Afin d'éviter que l'art. 24 de la Convention ne puisse avoir pour effet de contourner les règles de compétences développées dans la convention et afin de préserver cette disposition de tout mauvais usage qui n'aurait plus de lien avec le but initial, « la doctrine et la jurisprudence conviennent de ne reconnaître compétence au juge saisi sur la base de l'art. 24 que si la mesure qui lui est demandée est appelée à être exécutée sur le territoire de son État. » (J.F. Van Drooghenbroeck, Les contours de l'art. 24 de la Convention de Bruxelles éléments de réflexion, in R. Fentiman, A. Nuyts, H. Tagars, N. Watté, L'espace judiciaire européen en matière civile et commercile, Bruxelles, Bruylant, 1999, p. 252).
Dans l'arrêt Van Uden, la Cour de Justice a consacré le principe de territorialité des mesures provisoires et conservatoires en disposant « que l'art. 24 de la Convention du 27 septembre 1968 doit être interprété en ce sens que son application est subordonnée, notamment, à la condition de l'existence d'un lien de rattachement réel entre l'objet de cette mesure et la compétence territoriale de l'État contractant du juge saisi. » (CJCE, 17 novembre 1998, C-391/95, Van Uden/Deco-line, pt. 4 du dispositif).

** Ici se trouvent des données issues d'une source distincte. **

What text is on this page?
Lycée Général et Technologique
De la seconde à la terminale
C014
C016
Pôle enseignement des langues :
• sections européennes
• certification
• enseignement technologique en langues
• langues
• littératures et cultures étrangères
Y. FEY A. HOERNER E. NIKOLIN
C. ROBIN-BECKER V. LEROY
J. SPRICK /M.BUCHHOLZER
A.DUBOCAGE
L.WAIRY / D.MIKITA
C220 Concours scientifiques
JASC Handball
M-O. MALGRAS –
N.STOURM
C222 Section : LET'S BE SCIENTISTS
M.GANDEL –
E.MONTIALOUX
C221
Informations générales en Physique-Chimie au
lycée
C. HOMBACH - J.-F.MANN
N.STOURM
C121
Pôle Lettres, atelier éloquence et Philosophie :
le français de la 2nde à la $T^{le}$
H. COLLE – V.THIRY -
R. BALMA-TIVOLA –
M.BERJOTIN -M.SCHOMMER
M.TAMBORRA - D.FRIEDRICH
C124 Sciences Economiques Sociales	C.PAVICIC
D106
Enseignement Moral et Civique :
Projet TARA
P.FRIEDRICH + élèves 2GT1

Les demanderesses estiment que ce lien de territorialité ne doit pas être exclusif et que des mesures extraterritoriales ne sont dès lors pas exclues dès l'instant où l'on peut prouver au moins un lien avec le territoire du tribunal saisi.
Il y a lieu d'opérer la distinction suivante : le lien de rattachement avec le territoire, nécessaire pour fonder la compétence internationale du juge des référés, saisi d'une mesure provisoire et conservatoire, se rapporte à l'objet de la mesure sollicitée, et non pas au litige existant entre les parties.
En l'espèce, il ne s'agit pas, comme les demanderesses veulent le présenter, d'une seule mesure provisoire qui doit s'exécuter partiellement en Belgique mais d'un ensemble de mesures provisoires séparées devant trouver leur exécution concrète, volontaire ou forcée sur le territoire de cinq États différents (Comm. Brux. (Pres.), 27 avril 1999, RDC, 1999.625 ; Civ. Bruxelles, (Pres.), 23 juin 2000, inedit, no. 00/19143). En d'autres mots, la mesure demandée est divisible, et appelée à trouver une exécution autonome et indépendante dans chaque état visé.
Les « divisions » étrangères de la demande n'ont aucun lien avec le territoire belge.
Les demanderesses invoquent ensuite une jurisprudence qui permettrait de conclure que les tribunaux belges seraient compétents pour ordonner des mesures provisoires avec effet extra-territorial. (Cass. 3 septembre 1999, RDC, 2000, 123 ; l'arrêt Denilauler/ Couchet Frères, Rec. 1980, 1553 ; Civ. Bruxelles (prés), 27 juin 1997, inédit no. 970627).
Les demanderesses ne formulent qu'une demande unique avec effet pour huit états européens.
Le juge ne peut donc accorder une mesure territoriale puisqu'elle n'est pas demandée et pour l'ensemble des motifs énoncés ci-dessus, doit se déclarer incompétent pour la demande extra-territoriale sollicitée.
En conséquence, il n'y a pas heu d'examiner les arguments d'incompétence tires de la doctrine du « forum non conveniens », de la territorialité du droit dès brevets, ou de l'abus de procédure.
Quant à la demande reconventionnelle
Demande d'injonction transfrontalière
La défenderesse formule une demande reconventionnelle en deux étapes :
dans l'hypothèse où le juge des référés se déclarait compétent pour prendre connaissance de la validité des brevets et de la contrefaçon, elle demande que soit dit pour droit qu'il y a prima facie atteinte à ses brevets par la SA H. et de faire interdiction à celle-ci de commercialiser les produits, E. en Belgique.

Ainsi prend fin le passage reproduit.